Yesterday’s commentary on the role of funding from Bill Gates and teachers unions in school reform garnered some critical response. One perspective comes from one of Dropout Nation‘s contributors, Virginia charter school teacher Chad Sansing. In this Voices of the Dropout Nation, Sansing explains his hesitance with the use of money in advocacy by both sides — and what on which the money should be better spent. Although your editor argues that Gates and other reformers, in particular, have spent plenty of money on innovation and must be players in advocacy in order to sustain those efforts, Sansing offers a different perspective worth considering. And I’ll have a response to a question he poses later this week.

Like RiShawn, I’m not enamored of traditional public education. I also recognize the value in Gates’ modeling of philanthropic investment in public education. But I worry whenever I read about advocacy or lobbying. I’m not comfortable with anyone influencing the education debate with large amounts of money because it sends the message, at least to me, that those without the money or representation to participate – including teachers like me who don’t necessarily find common cause with either side, and students across the nations – don’t have what it takes to change education for the better. The money spent on framing the debate between two sides is money that could be better spent unearthing the innovations in public schools around and in-between them.

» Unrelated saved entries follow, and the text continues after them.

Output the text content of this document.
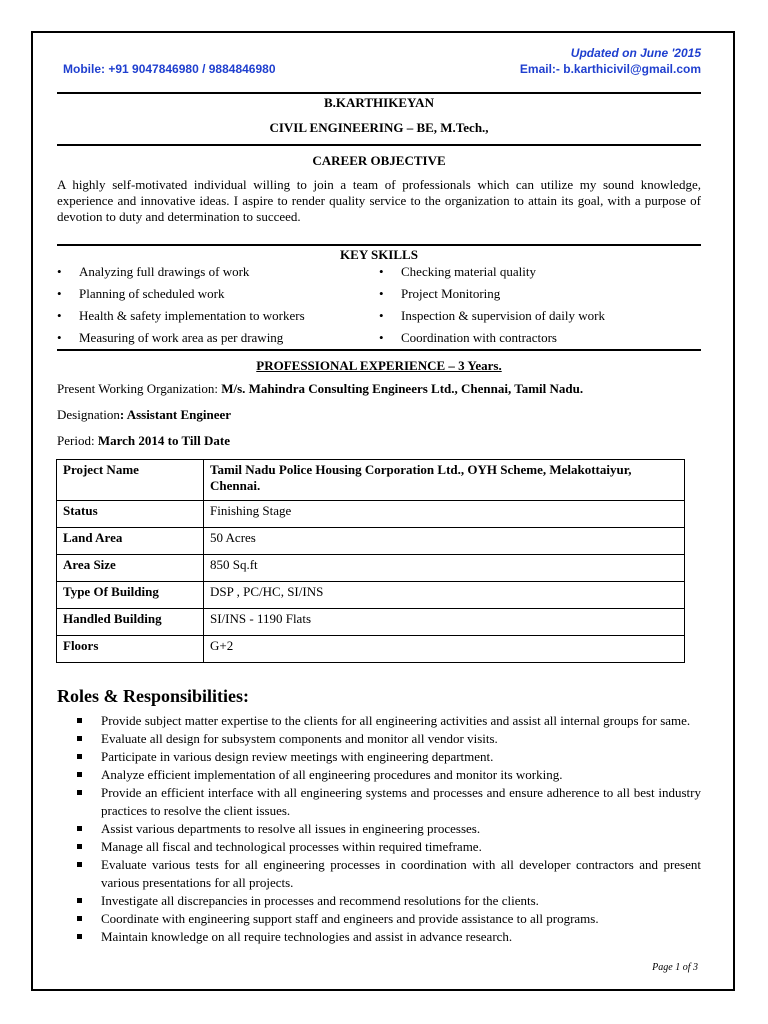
Updated on June '2015
Mobile: +91 9047846980 / 9884846980	Email:- b.karthicivil@gmail.com
B.KARTHIKEYAN
CIVIL ENGINEERING – BE, M.Tech.,
CAREER OBJECTIVE
A highly self-motivated individual willing to join a team of professionals which can utilize my sound knowledge, experience and innovative ideas. I aspire to render quality service to the organization to attain its goal, with a purpose of devotion to duty and determination to succeed.
KEY SKILLS
• Analyzing full drawings of work
• Planning of scheduled work
• Health & safety implementation to workers
• Measuring of work area as per drawing
• Checking material quality
• Project Monitoring
• Inspection & supervision of daily work
• Coordination with contractors
PROFESSIONAL EXPERIENCE – 3 Years.
Present Working Organization: M/s. Mahindra Consulting Engineers Ltd., Chennai, Tamil Nadu.
Designation: Assistant Engineer
Period: March 2014 to Till Date
Project Name	Tamil Nadu Police Housing Corporation Ltd., OYH Scheme, Melakottaiyur, Chennai.
Status	Finishing Stage
Land Area	50 Acres
Area Size	850 Sq.ft
Type Of Building	DSP , PC/HC, SI/INS
Handled Building	SI/INS - 1190 Flats
Floors	G+2
Roles & Responsibilities:
Provide subject matter expertise to the clients for all engineering activities and assist all internal groups for same.
Evaluate all design for subsystem components and monitor all vendor visits.
Participate in various design review meetings with engineering department.
Analyze efficient implementation of all engineering procedures and monitor its working.
Provide an efficient interface with all engineering systems and processes and ensure adherence to all best industry practices to resolve the client issues.
Assist various departments to resolve all issues in engineering processes.
Manage all fiscal and technological processes within required timeframe.
Evaluate various tests for all engineering processes in coordination with all developer contractors and present various presentations for all projects.
Investigate all discrepancies in processes and recommend resolutions for the clients.
Coordinate with engineering support staff and engineers and provide assistance to all programs.
Maintain knowledge on all require technologies and assist in advance research.
Page 1 of 3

We desperately and rightly want an educational system that works, but what works, in my experience, isn’t neat or tidy, and no body wants to pay for a mess. The difference in education is that a spill or leak of ideas from stakeholders at all levels would help advance our enterprise in ways that other messes, like ecological disasters, don’t advance ecology.

This is also why I object to common standards and assessments. Here’s where I stand: I am convinced that students learn more pursuing what matters to them, and that the job of teaching can become linking students’ interests and dreams to critical thinking and communications skills necessary to lead a life of agency, altruism, and happiness. If we could come up with an accountability model for developing approaches and authentic assessments to reach every kid, we’d be better off and we’d have more viable alternatives to standardization than we’ll ever have following a single standardized accountability model.

Finally, I worry that the money spent in limiting the education debate to two sides encourages the government to craft educational funding policies that align with one aide or the other and that this federal funding unduly exerts a kind of paradoxically monopole magnetic field around education that lines up states and localities behind one-stop-shopping educational outlets for standards, curriculum, “solutions,” “interventions,” assessments, and teacher evaluation programs. What we need is more innovation from everywhere, including the little guys whose innovations aren’t always seen or heard.

What would you suggest the little guys do, RiShawn?  I also ask that of all the readers here. To whom should we speak? What should our elevator pitch be?